March 14, 2011

More Caldwell County School students are graduating from high school as recently indicated in the 2009-10 North Carolina Public Schools Annual Dropout Report for grades 9-12 showing that the number of students in Caldwell County dropping out of school decreased nearly 19 percent, a combined 33.4 percent improvement over a two-year period that has contributed to one of the lowest number of dropouts recorded in the last 20 years.

The annual dropout rate decreased from 4.83 percent to 3.93 percent reflecting a declining number of students dropping out of school that totaled 163 in the 2009-10 school year, a notable improvement from 201 the previous year.

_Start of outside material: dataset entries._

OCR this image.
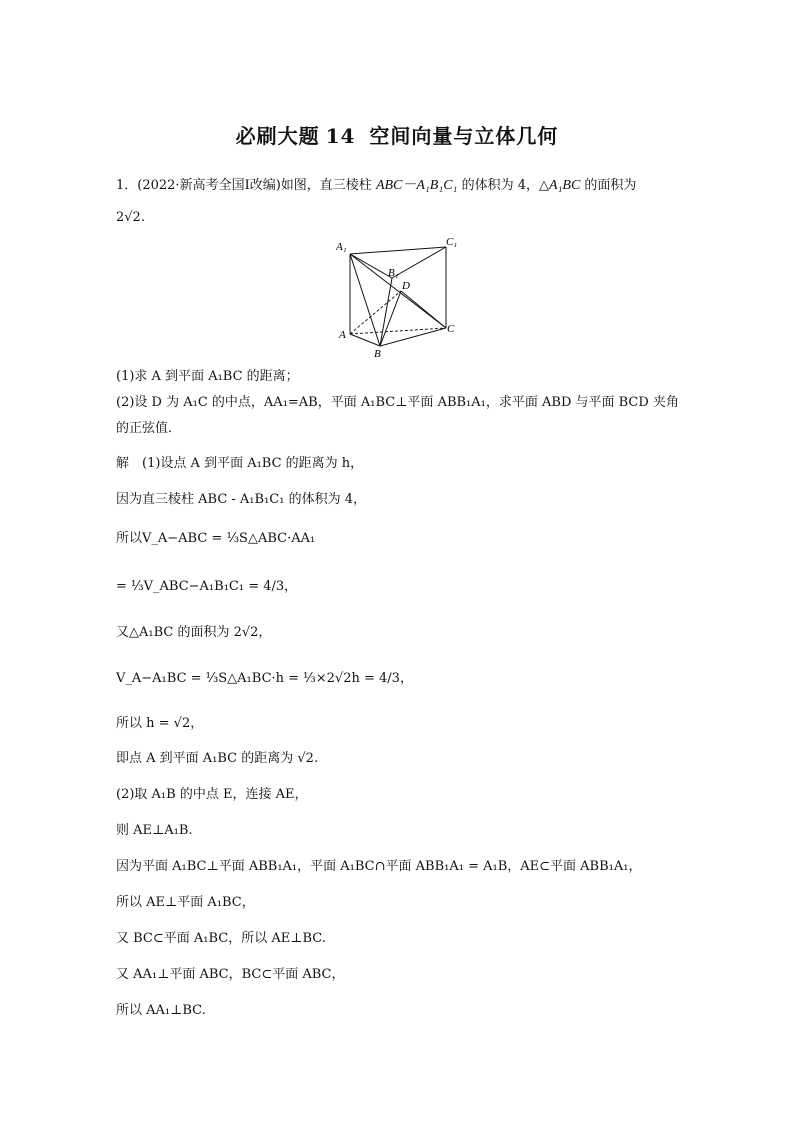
必刷大题 14 空间向量与立体几何
1．(2022·新高考全国Ⅰ改编)如图，直三棱柱 ABC－A₁B₁C₁ 的体积为 4，△A₁BC 的面积为
2√2.
A₁	C₁
B₁
D
A
B
C
(1)求 A 到平面 A₁BC 的距离；
(2)设 D 为 A₁C 的中点，AA₁=AB，平面 A₁BC⊥平面 ABB₁A₁，求平面 ABD 与平面 BCD 夹角
的正弦值．
解　(1)设点 A 到平面 A₁BC 的距离为 h，
因为直三棱柱 ABC - A₁B₁C₁ 的体积为 4，
所以V_A−ABC = ⅓S△ABC·AA₁
= ⅓V_ABC−A₁B₁C₁ = 4/3，
又△A₁BC 的面积为 2√2，
V_A−A₁BC = ⅓S△A₁BC·h = ⅓×2√2h = 4/3，
所以 h = √2，
即点 A 到平面 A₁BC 的距离为 √2.
(2)取 A₁B 的中点 E，连接 AE，
则 AE⊥A₁B.
因为平面 A₁BC⊥平面 ABB₁A₁，平面 A₁BC∩平面 ABB₁A₁ = A₁B，AE⊂平面 ABB₁A₁，
所以 AE⊥平面 A₁BC，
又 BC⊂平面 A₁BC，所以 AE⊥BC.
又 AA₁⊥平面 ABC，BC⊂平面 ABC，
所以 AA₁⊥BC.
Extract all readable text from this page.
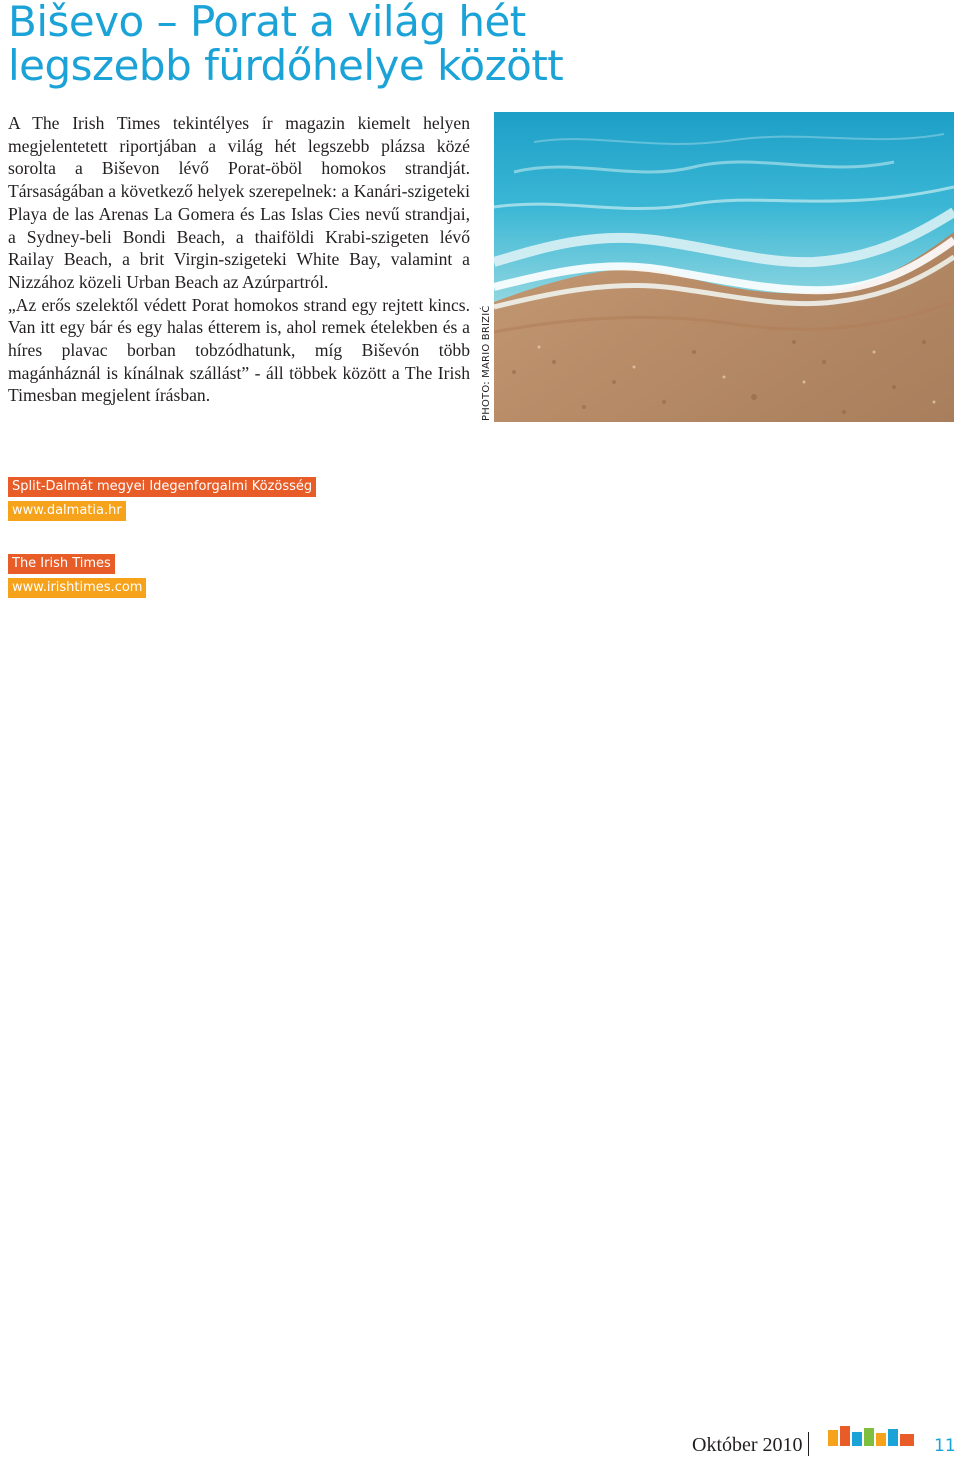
Biševo – Porat a világ hét
legszebb fürdőhelye között

A The Irish Times tekintélyes ír magazin kiemelt helyen megjelentetett riportjában a világ hét legszebb plázsa közé sorolta a Biševon lévő Porat-öböl homokos strandját. Társaságában a következő helyek szerepelnek: a Kanári-szigeteki Playa de las Arenas La Gomera és Las Islas Cies nevű strandjai, a Sydney-beli Bondi Beach, a thaiföldi Krabi-szigeten lévő Railay Beach, a brit Virgin-szigeteki White Bay, valamint a Nizzához közeli Urban Beach az Azúrpartról.

„Az erős szelektől védett Porat homokos strand egy rejtett kincs. Van itt egy bár és egy halas étterem is, ahol remek ételekben és a híres plavac borban tobzódhatunk, míg Biševón több magánháznál is kínálnak szállást” - áll többek között a The Irish Timesban megjelent írásban.	PHOTO: MARIO BRIZIĆ
Split-Dalmát megyei Idegenforgalmi Közösség
www.dalmatia.hr
The Irish Times
www.irishtimes.com
Október 2010	11
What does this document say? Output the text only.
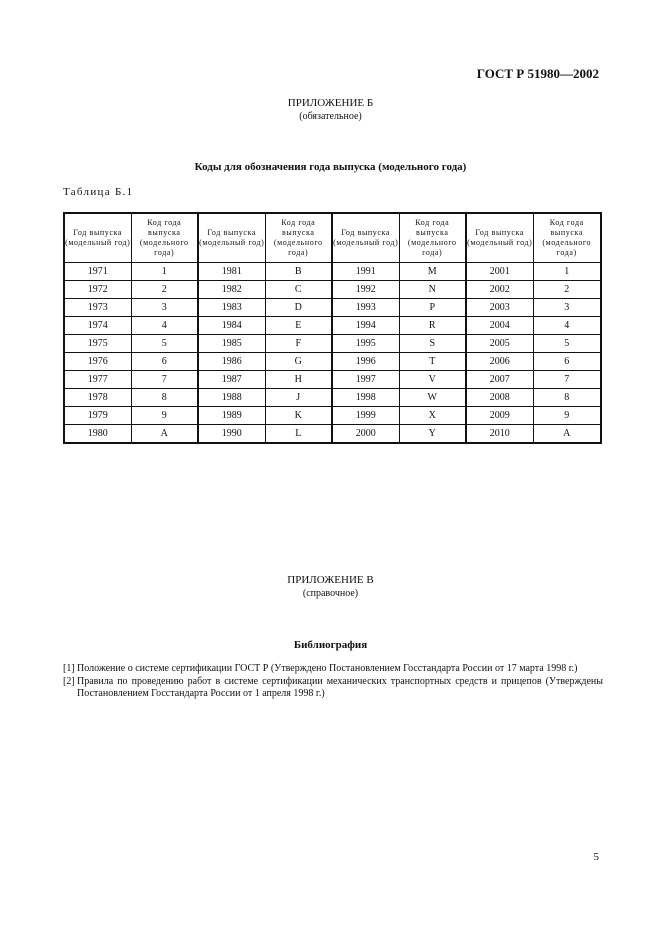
ГОСТ Р 51980—2002
ПРИЛОЖЕНИЕ Б
(обязательное)
Коды для обозначения года выпуска (модельного года)
Таблица Б.1
Год выпуска (модельный год)	Код года выпуска (модельного года)	Год выпуска (модельный год)	Код года выпуска (модельного года)	Год выпуска (модельный год)	Код года выпуска (модельного года)	Год выпуска (модельный год)	Код года выпуска (модельного года)
1971	1	1981	B	1991	M	2001	1
1972	2	1982	C	1992	N	2002	2
1973	3	1983	D	1993	P	2003	3
1974	4	1984	E	1994	R	2004	4
1975	5	1985	F	1995	S	2005	5
1976	6	1986	G	1996	T	2006	6
1977	7	1987	H	1997	V	2007	7
1978	8	1988	J	1998	W	2008	8
1979	9	1989	K	1999	X	2009	9
1980	A	1990	L	2000	Y	2010	A
ПРИЛОЖЕНИЕ В
(справочное)
Библиография
[1] Положение о системе сертификации ГОСТ Р (Утверждено Постановлением Госстандарта России от 17 марта 1998 г.)
[2] Правила по проведению работ в системе сертификации механических транспортных средств и прицепов (Утверждены Постановлением Госстандарта России от 1 апреля 1998 г.)
5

"One student dropping out of school is one too many," said Superintendent Dr. Steve Stone. "We want every student to walk across the graduation threshold and find success in college and careers. However, we are extremely pleased with the progress that is being made across the school district as educators have focused on keeping students in school and on track for graduation."

Caldwell County's dropout rate represents the fewest number of high school dropouts reported since 2002-2003 and the fewest ever since exemptions for students leaving for community college were disallowed beginning in 1998. Of the total number of students dropping out, white males historically drop out of school most frequently. Males account for 61 percent of the dropouts, up from 56 percent in 2008-09 and white students account for 88 percent of the dropout population, down from 93.5 percent in 2008-09. Other ethnic groups reported in the dropout rate include 8 percent black, up from 2.5 percent and American Indian, Hispanic, Asian and other report less than five percent.

Attendance issues are again the primary reasons attributed statewide for students dropping out and for the sixth consecutive year, the state reports an increase in the "Enrollment in a Community College" which accounts for second highest reason students drop out of school. Since 1998, dropout rates have included students who leave the public schools to attend the community college.

Unlike the statewide trend, the number of students enrolling in a community college and coded as a dropout decreased in Caldwell County. In 2008-09, 97 students left the school system to participate in a local, community college program compared to 56 reportedly in 2009-10. Other reasons students drop out of school besides poor attendance and community college enrollment include long-term suspension and discipline problems.

Parent permission is always required before students are officially released from the pubic school system. Students and their parents are required to complete a comprehensive questionnaire during an exit interview.

To help struggling students overcome some of the obstacles they face, designated schools have a Family Support Team (CFST) comprised of a full-time nurse and a social worker who work closely with counselors, other school personnel, community agencies and families in providing education, prevention, acquisition of resources and case management services. "Family focused prevention, early intervention and positive transitions between school levels contribute to students being healthy, in school and ready to learn," said Student Support Director Jill Duffy. "Positioning school nurses, social workers and counselors in the school environment has benefitted the entire school system as these teams work together to evaluate students' academic, emotional, behavioral and health care needs, while providing direct intervention or referral services when appropriate."

Each high school offers Nova Net, which is an on-line credit recovery program that benefits many students with completing repeat coursework. The school system also utilizes a voice messaging system that contacts parents on a daily basis to report daily absences of students. In addition, the Caldwell County School System received grant funds last year from the North Carolina General Assembly Committee on Dropout Prevention totaling $175,000. The dropout prevention program entitled "A Suspension Alternatives Program" was fully implemented this school year.

Historically, choice of work over school has been included in the top three reasons why students drop out of school, but with continued strains on the local economy and high sustained employment rates, this is another factor that has influenced students to stay in school.

At the state level, North Carolina reported that 3.75 percent of students in grades 9-12 dropped out of school during the 2009-10 academic year, a record low for North Carolina.